Zeryndra, eine hochgewachsene Schülerin mit zu viel Stolz für ihre Position, trat näher. „Man sagt, deine Schwester hat dir den Platz hier verschafft“, begann sie, so leise, dass es doch alle hören konnten. „Manche von uns müssen ihn verdienen.“
Jhea’kryna ließ den Blick nicht von dem silbern glänzenden Ritualmesser in ihrer Hand. „Ach, Zeryndra…“ Sie sprach den Namen, als würde sie einen Fehler in einer Schriftrolle korrigieren. „Es ehrt mich, dass du glaubst, meine Schwester hätte die Macht, die Auswahl der Arach Tinilith zu beeinflussen.“
Ein leises Lächeln zeichnete sich auf ihren Lippen ab, als sie das Messer ablegte. „Aber ich verstehe deinen Argwohn.
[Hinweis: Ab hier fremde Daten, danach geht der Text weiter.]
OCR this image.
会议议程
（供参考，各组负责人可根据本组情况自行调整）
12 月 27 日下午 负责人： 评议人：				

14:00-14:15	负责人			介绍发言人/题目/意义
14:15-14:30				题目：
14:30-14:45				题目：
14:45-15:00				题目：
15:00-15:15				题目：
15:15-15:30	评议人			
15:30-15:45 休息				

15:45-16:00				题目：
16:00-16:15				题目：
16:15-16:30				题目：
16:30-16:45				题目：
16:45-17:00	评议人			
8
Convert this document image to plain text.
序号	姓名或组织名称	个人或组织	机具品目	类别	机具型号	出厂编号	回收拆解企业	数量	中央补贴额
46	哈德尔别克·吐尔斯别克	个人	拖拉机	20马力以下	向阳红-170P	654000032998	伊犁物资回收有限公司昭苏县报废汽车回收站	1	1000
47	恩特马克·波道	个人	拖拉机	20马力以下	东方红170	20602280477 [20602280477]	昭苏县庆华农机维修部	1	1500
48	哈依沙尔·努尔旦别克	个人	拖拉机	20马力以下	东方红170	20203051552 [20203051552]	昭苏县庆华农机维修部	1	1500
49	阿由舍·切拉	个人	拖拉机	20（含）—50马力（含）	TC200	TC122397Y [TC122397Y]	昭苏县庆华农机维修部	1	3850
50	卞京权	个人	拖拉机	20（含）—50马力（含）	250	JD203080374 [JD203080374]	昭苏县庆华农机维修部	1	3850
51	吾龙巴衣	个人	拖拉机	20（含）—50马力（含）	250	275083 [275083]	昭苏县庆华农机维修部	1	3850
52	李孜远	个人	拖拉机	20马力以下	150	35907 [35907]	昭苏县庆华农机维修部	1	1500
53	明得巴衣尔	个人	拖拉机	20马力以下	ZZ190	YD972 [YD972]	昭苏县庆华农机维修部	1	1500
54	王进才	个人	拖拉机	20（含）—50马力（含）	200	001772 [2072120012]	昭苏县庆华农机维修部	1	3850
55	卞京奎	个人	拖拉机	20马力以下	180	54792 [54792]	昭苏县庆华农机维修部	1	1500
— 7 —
Wenn ich an deiner Stelle wäre… und wüsste, dass ich trotz aller Anstrengungen immer nur zweite Wahl bleibe…“ Sie ließ den Satz in der Luft hängen, wie ein Gift, das von selbst in den Adern wirkt.
Einige der Novizinnen hielten den Atem an. Zeryndra öffnete den Mund, schloss ihn wieder. In der Stille hörte man nur das Tropfen des Opferbluts in die steinerne Schale.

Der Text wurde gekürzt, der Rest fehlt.